A mão larga segurava firme o volante, os nós dos dedos tensos. Mesmo iluminado pelo brilho neon das janelas, seu perfil esculpido continuava severo, uma estátua de mármore contendo a raiva.
Ela conhecia aquele olhar. Ele estava irritado.
Quando entraram no Condomínio Brookhaven, Summer rapidamente tirou o cinto de segurança. “Valeu pela carona...”
A porta do motorista bateu no meio da frase.
Fraser contornou o carro, toda arrogância imponente, uma mão no bolso. “Vamos.”
Summer piscou. “Posso ir sozinha.”
“Não estou te acompanhando”, disse seco, os olhos brilhando. “Só vou garantir que a mãe do meu filho não tropece e quebre a cabeça na calçada.”
O confronto ainda fervilhava entre eles, aguçando o tom dele como a lâmina de uma faca.
Summer bufou.

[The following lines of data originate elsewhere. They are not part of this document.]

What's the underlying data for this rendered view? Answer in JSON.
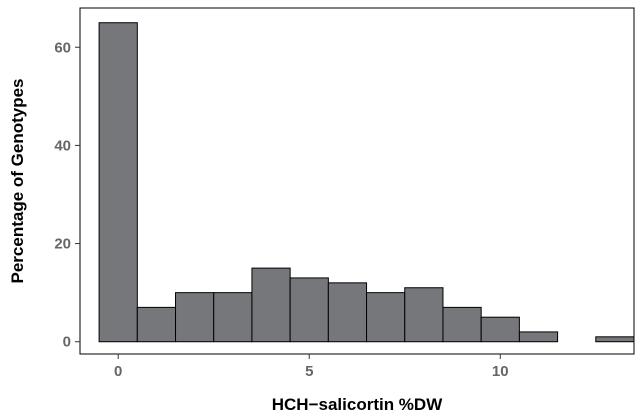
{
  "chart_data": {
    "type": "bar",
    "title": "",
    "xlabel": "HCH−salicortin %DW",
    "ylabel": "Percentage of Genotypes",
    "bin_width": 1,
    "x": [
      0,
      1,
      2,
      3,
      4,
      5,
      6,
      7,
      8,
      9,
      10,
      11,
      12,
      13
    ],
    "values": [
      65,
      7,
      10,
      10,
      15,
      13,
      12,
      10,
      11,
      7,
      5,
      2,
      0,
      1
    ],
    "xlim": [
      -1,
      13.5
    ],
    "ylim": [
      -2.5,
      68
    ],
    "x_ticks": [
      {
        "value": 0,
        "label": "0"
      },
      {
        "value": 5,
        "label": "5"
      },
      {
        "value": 10,
        "label": "10"
      }
    ],
    "y_ticks": [
      {
        "value": 0,
        "label": "0"
      },
      {
        "value": 20,
        "label": "20"
      },
      {
        "value": 40,
        "label": "40"
      },
      {
        "value": 60,
        "label": "60"
      }
    ],
    "grid": false,
    "legend": "none",
    "bar_color": "#76777b",
    "bar_edge_color": "#000000"
  }
}
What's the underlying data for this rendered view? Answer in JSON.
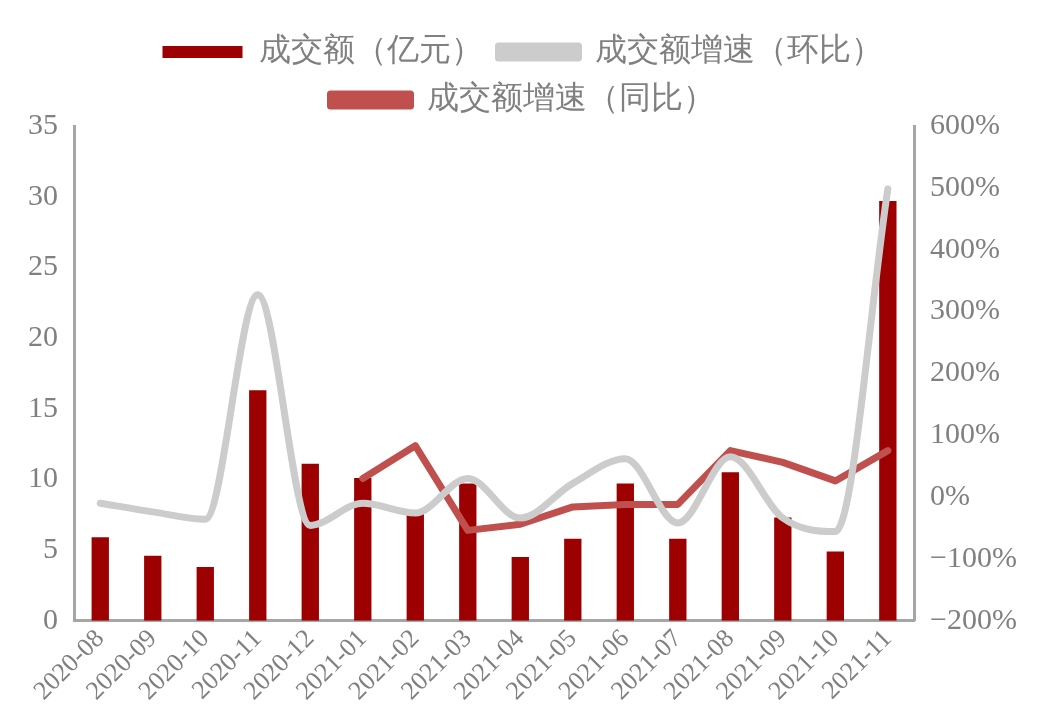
{
  "chart_data": {
    "type": "bar",
    "categories": [
      "2020-08",
      "2020-09",
      "2020-10",
      "2020-11",
      "2020-12",
      "2021-01",
      "2021-02",
      "2021-03",
      "2021-04",
      "2021-05",
      "2021-06",
      "2021-07",
      "2021-08",
      "2021-09",
      "2021-10",
      "2021-11"
    ],
    "series": [
      {
        "name": "成交额（亿元）",
        "color": "#9c0000",
        "values": [
          5.9,
          4.6,
          3.8,
          16.3,
          11.1,
          10.1,
          7.6,
          9.7,
          4.5,
          5.8,
          9.7,
          5.8,
          10.5,
          7.3,
          4.9,
          29.7
        ]
      },
      {
        "name": "成交额增速（环比）",
        "type": "line",
        "axis": "y2",
        "color": "#cccccc",
        "values": [
          -10,
          -24,
          -36,
          327,
          -46,
          -10,
          -26,
          30,
          -34,
          22,
          62,
          -42,
          65,
          -34,
          -56,
          498
        ]
      },
      {
        "name": "成交额增速（同比）",
        "type": "line",
        "axis": "y2",
        "color": "#c0504d",
        "values": [
          null,
          null,
          null,
          null,
          null,
          30,
          83,
          -54,
          -44,
          -16,
          -12,
          -12,
          75,
          56,
          26,
          75
        ]
      }
    ],
    "ylim": [
      0,
      35
    ],
    "yticks": [
      0,
      5,
      10,
      15,
      20,
      25,
      30,
      35
    ],
    "y2lim": [
      -200,
      600
    ],
    "y2ticks": [
      {
        "value": -200,
        "label": "−200%"
      },
      {
        "value": -100,
        "label": "−100%"
      },
      {
        "value": 0,
        "label": "0%"
      },
      {
        "value": 100,
        "label": "100%"
      },
      {
        "value": 200,
        "label": "200%"
      },
      {
        "value": 300,
        "label": "300%"
      },
      {
        "value": 400,
        "label": "400%"
      },
      {
        "value": 500,
        "label": "500%"
      },
      {
        "value": 600,
        "label": "600%"
      }
    ],
    "grid": false,
    "legend": "top",
    "marker": "none",
    "line_style": "solid"
  }
}
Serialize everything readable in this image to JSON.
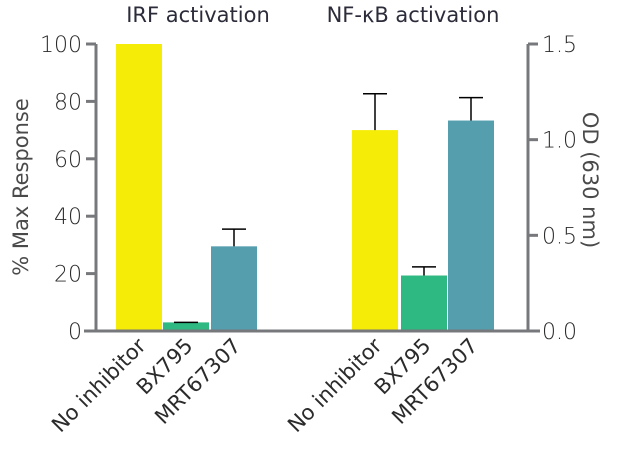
{
  "chart_data": {
    "type": "bar",
    "groups": [
      {
        "title": "IRF activation",
        "axis": "left",
        "categories": [
          "No inhibitor",
          "BX795",
          "MRT67307"
        ],
        "values": [
          100,
          3,
          29.5
        ],
        "error_upper": [
          null,
          3,
          35.5
        ]
      },
      {
        "title": "NF-κB activation",
        "axis": "right",
        "categories": [
          "No inhibitor",
          "BX795",
          "MRT67307"
        ],
        "values": [
          1.05,
          0.29,
          1.1
        ],
        "error_upper": [
          1.24,
          0.335,
          1.22
        ]
      }
    ],
    "colors": [
      "#f5ec07",
      "#2fb982",
      "#549eae"
    ],
    "left_axis": {
      "label": "% Max Response",
      "ylim": [
        0,
        100
      ],
      "ticks": [
        "0",
        "20",
        "40",
        "60",
        "80",
        "100"
      ]
    },
    "right_axis": {
      "label": "OD (630 nm)",
      "ylim": [
        0,
        1.5
      ],
      "ticks": [
        "0.0",
        "0.5",
        "1.0",
        "1.5"
      ]
    },
    "axis_color": "#77787b",
    "grid": false
  }
}
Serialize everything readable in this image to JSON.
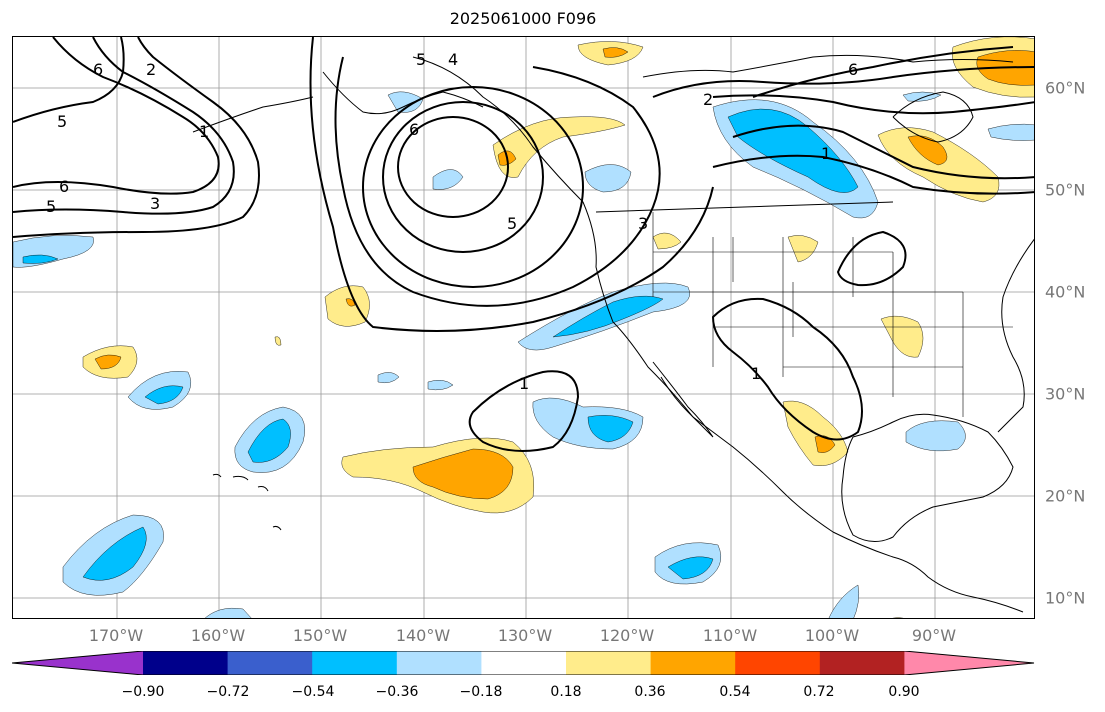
{
  "title": "2025061000 F096",
  "longitude_labels": [
    "170°W",
    "160°W",
    "150°W",
    "140°W",
    "130°W",
    "120°W",
    "110°W",
    "100°W",
    "90°W"
  ],
  "latitude_labels": [
    "60°N",
    "50°N",
    "40°N",
    "30°N",
    "20°N",
    "10°N"
  ],
  "contour_labels": [
    "6",
    "5",
    "4",
    "2",
    "5",
    "6",
    "3",
    "5",
    "6",
    "5",
    "1",
    "3",
    "1",
    "6",
    "2",
    "1",
    "1"
  ],
  "colorbar": {
    "ticks": [
      "−0.90",
      "−0.72",
      "−0.54",
      "−0.36",
      "−0.18",
      "0.18",
      "0.36",
      "0.54",
      "0.72",
      "0.90"
    ],
    "colors": [
      "#9932cc",
      "#00008b",
      "#3a5fcd",
      "#00bfff",
      "#b0e0ff",
      "#ffffff",
      "#ffec8b",
      "#ffa500",
      "#ff4500",
      "#b22222",
      "#ff88aa"
    ]
  },
  "colors": {
    "neg_strong": "#00bfff",
    "neg_weak": "#b0e0ff",
    "pos_weak": "#ffec8b",
    "pos_strong": "#ffa500",
    "pos_max": "#ff4500",
    "contour": "#000000",
    "grid": "#999999",
    "axis_label": "#777777"
  }
}
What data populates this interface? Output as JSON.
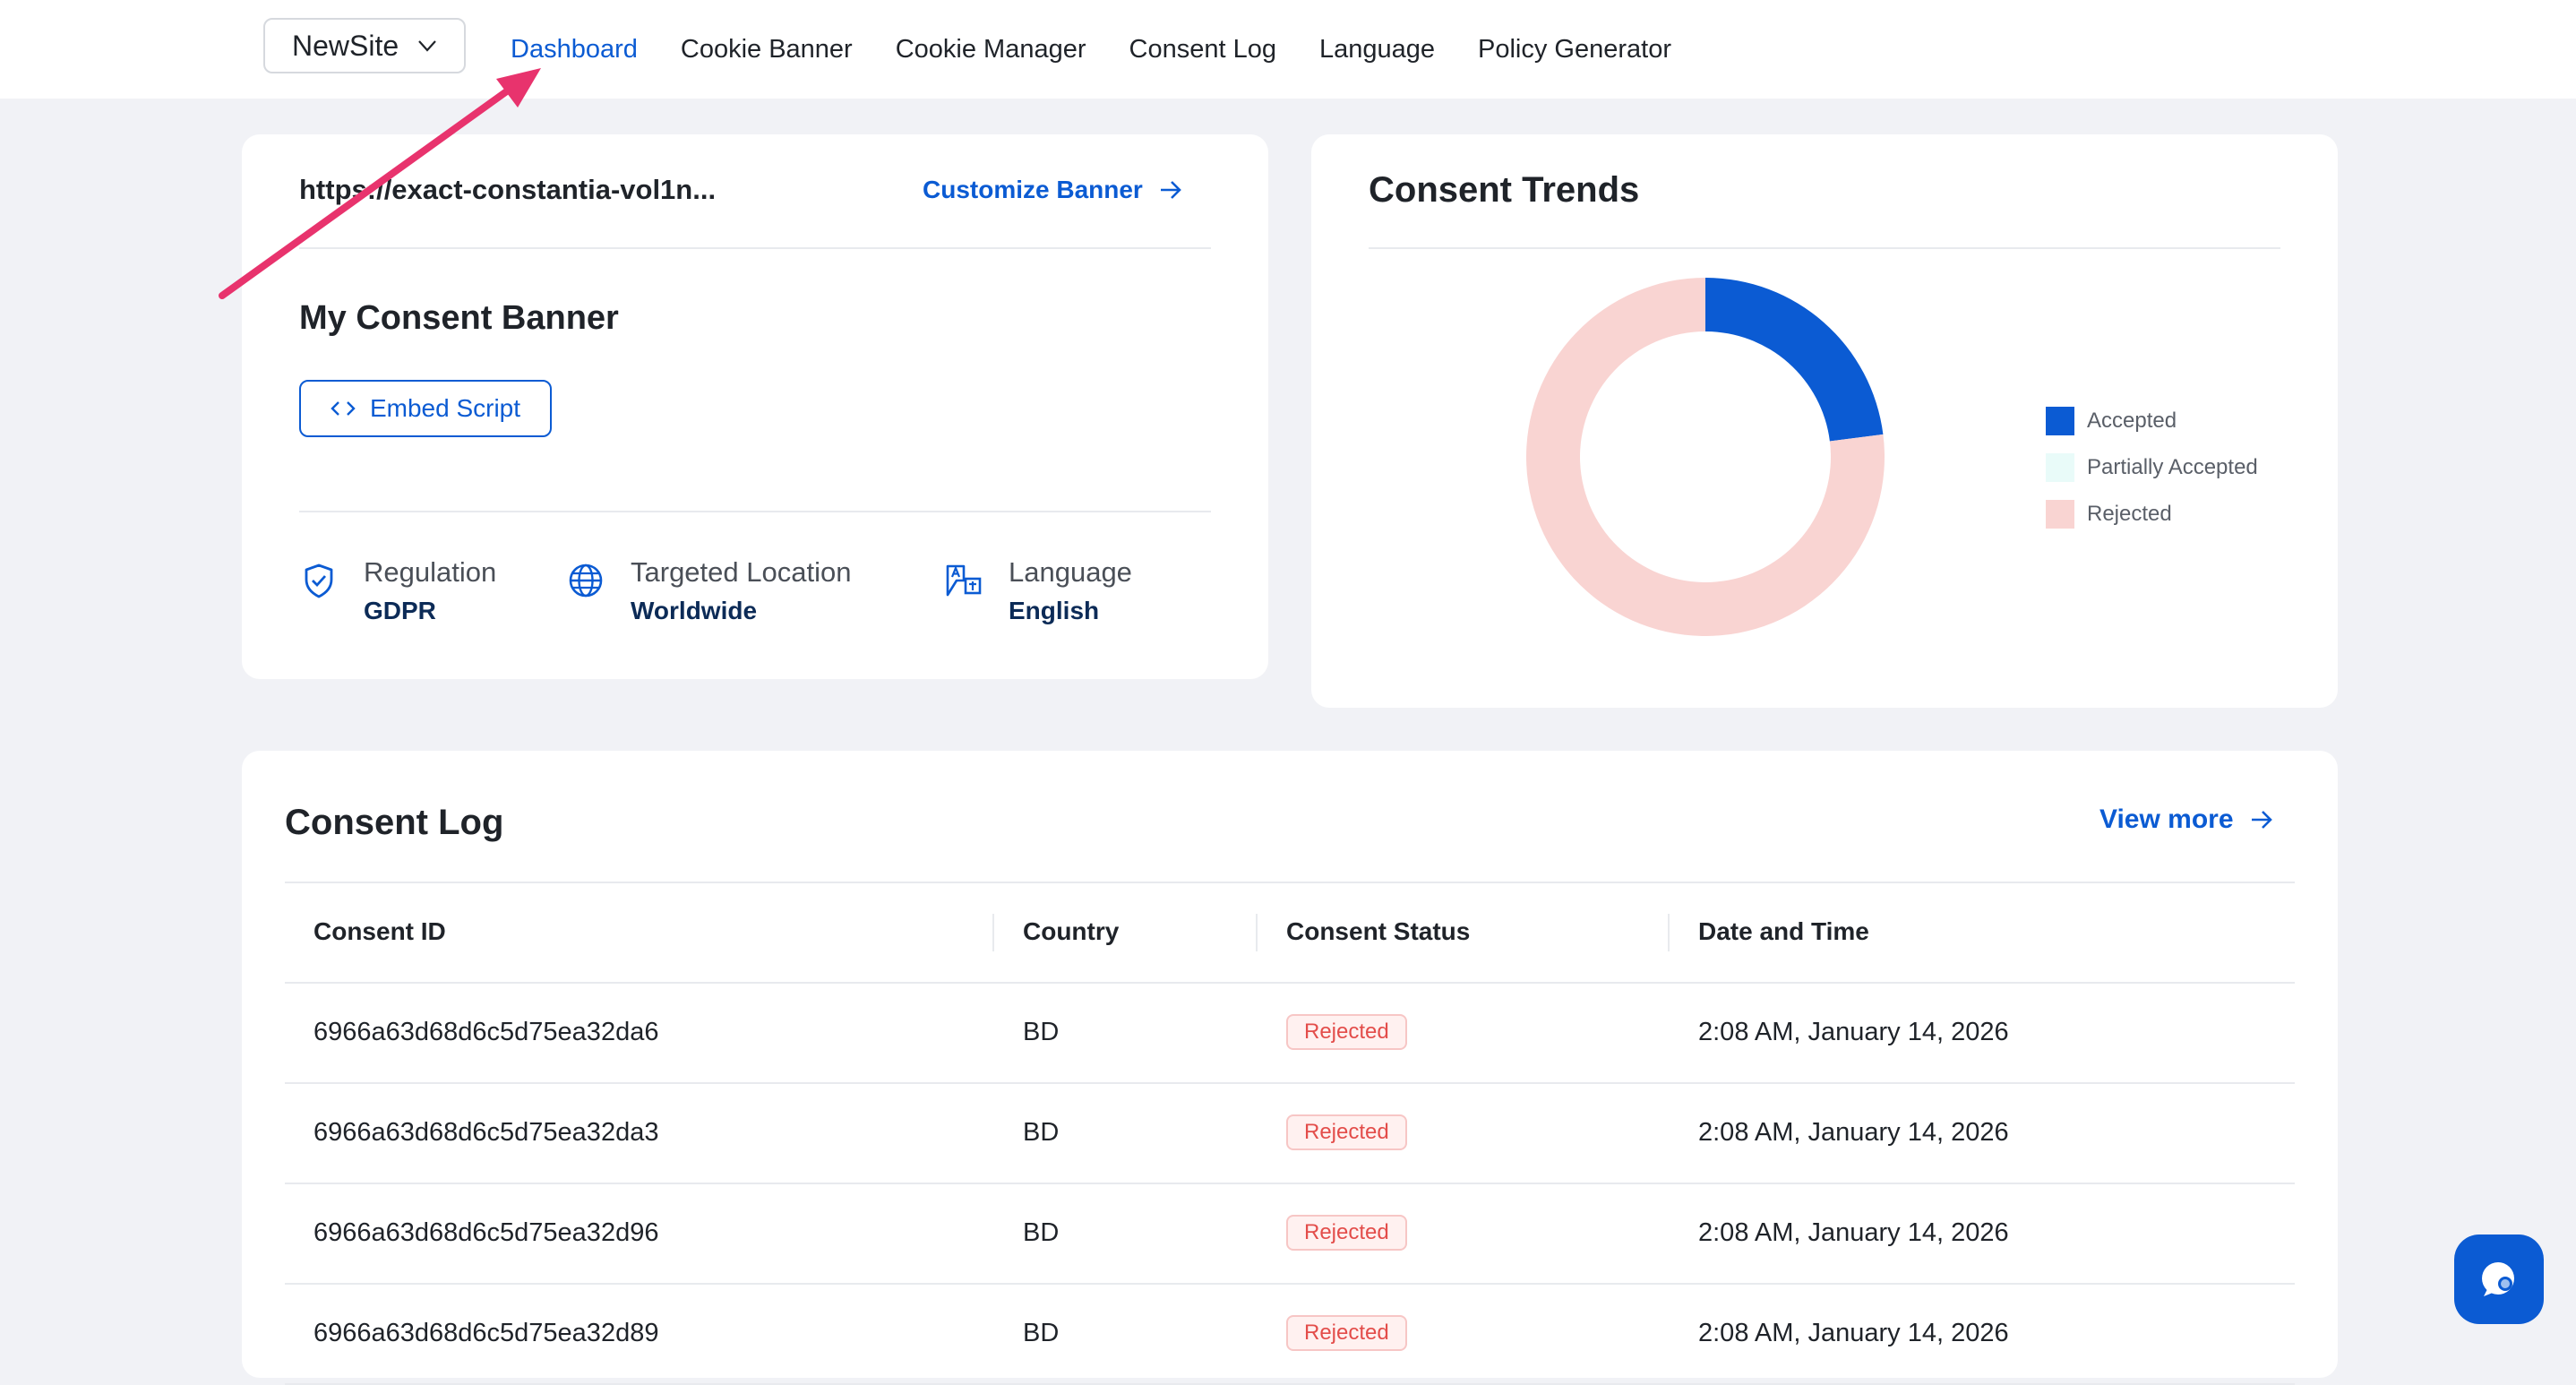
{
  "topbar": {
    "site_selector": "NewSite",
    "nav": [
      "Dashboard",
      "Cookie Banner",
      "Cookie Manager",
      "Consent Log",
      "Language",
      "Policy Generator"
    ],
    "active_nav": "Dashboard"
  },
  "banner_card": {
    "url": "https://exact-constantia-vol1n...",
    "customize_label": "Customize Banner",
    "title": "My Consent Banner",
    "embed_label": "Embed Script",
    "meta": [
      {
        "label": "Regulation",
        "value": "GDPR",
        "icon": "shield-check-icon"
      },
      {
        "label": "Targeted Location",
        "value": "Worldwide",
        "icon": "globe-icon"
      },
      {
        "label": "Language",
        "value": "English",
        "icon": "translate-icon"
      }
    ]
  },
  "trends_card": {
    "title": "Consent Trends"
  },
  "chart_data": {
    "type": "pie",
    "categories": [
      "Accepted",
      "Partially Accepted",
      "Rejected"
    ],
    "values": [
      23,
      0,
      77
    ],
    "colors": [
      "#0b5bd3",
      "#e9fbf9",
      "#f9d4d2"
    ],
    "legend_position": "right",
    "donut": true
  },
  "log_card": {
    "title": "Consent Log",
    "view_more_label": "View more",
    "columns": [
      "Consent ID",
      "Country",
      "Consent Status",
      "Date and Time"
    ],
    "rows": [
      {
        "id": "6966a63d68d6c5d75ea32da6",
        "country": "BD",
        "status": "Rejected",
        "datetime": "2:08 AM, January 14, 2026"
      },
      {
        "id": "6966a63d68d6c5d75ea32da3",
        "country": "BD",
        "status": "Rejected",
        "datetime": "2:08 AM, January 14, 2026"
      },
      {
        "id": "6966a63d68d6c5d75ea32d96",
        "country": "BD",
        "status": "Rejected",
        "datetime": "2:08 AM, January 14, 2026"
      },
      {
        "id": "6966a63d68d6c5d75ea32d89",
        "country": "BD",
        "status": "Rejected",
        "datetime": "2:08 AM, January 14, 2026"
      }
    ]
  },
  "colors": {
    "accent": "#0b5bd3",
    "annotation_arrow": "#e8336d",
    "rejected_badge": "#e34d4a"
  },
  "chat": {
    "icon": "chat-bubble-icon"
  }
}
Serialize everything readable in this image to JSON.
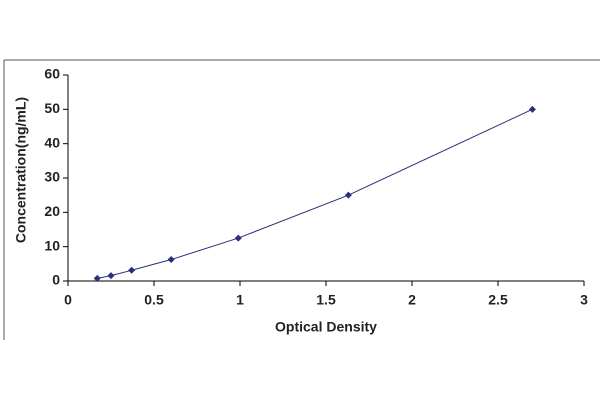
{
  "chart_data": {
    "type": "line",
    "x_label": "Optical Density",
    "y_label": "Concentration(ng/mL)",
    "x": [
      0.17,
      0.25,
      0.37,
      0.6,
      0.99,
      1.63,
      2.7
    ],
    "series": [
      {
        "color": "#2b2f7a",
        "values": [
          0.78,
          1.56,
          3.12,
          6.25,
          12.5,
          25,
          50
        ]
      }
    ],
    "xlim": [
      0,
      3
    ],
    "xticks": [
      0,
      0.5,
      1,
      1.5,
      2,
      2.5,
      3
    ],
    "ylim": [
      0,
      60
    ],
    "yticks": [
      0,
      10,
      20,
      30,
      40,
      50,
      60
    ]
  }
}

Que perigo haveria numa caminhada de 300 metros por um condomínio fechado?
Ignorando-o, seguiu andando. Fraser manteve o ritmo, observando como a saia dela esvoaçava a cada passo, pequenos redemoinhos desafiadores no ar da noite.
Na porta de casa, Summer enfiou a chave na fechadura e se apoiou no batente para bloquear a entrada.
“Cheguei bem. Boa noite.”
O sorriso de Fraser era frio quando percebeu o aperto branco das mãos dela na moldura. “Escondendo alguém aí dentro?”
Inacreditável...
Toda conversa racional naquela noite batia no seu crânio de titânio.
A voz de Summer ficou fria como gelo. “Mais uma vez... Esse bebê! É meu!”
A trava eletrônica apitou quando ela bateu a porta.
Fraser encarou a porta fechada, então soltou uma risada sem humor.
Quando foi que ela ganhou tanta coragem?
Primeiro tentou abortar a criança. Depois decidiu criar o filho sozinha.
Desde quando as mulheres mandam em tudo?

Comentários
Os comentários dos leitores sobre o romance: Reclamada pelo Sr. Bilionário
Não consigo abrir os capítulos...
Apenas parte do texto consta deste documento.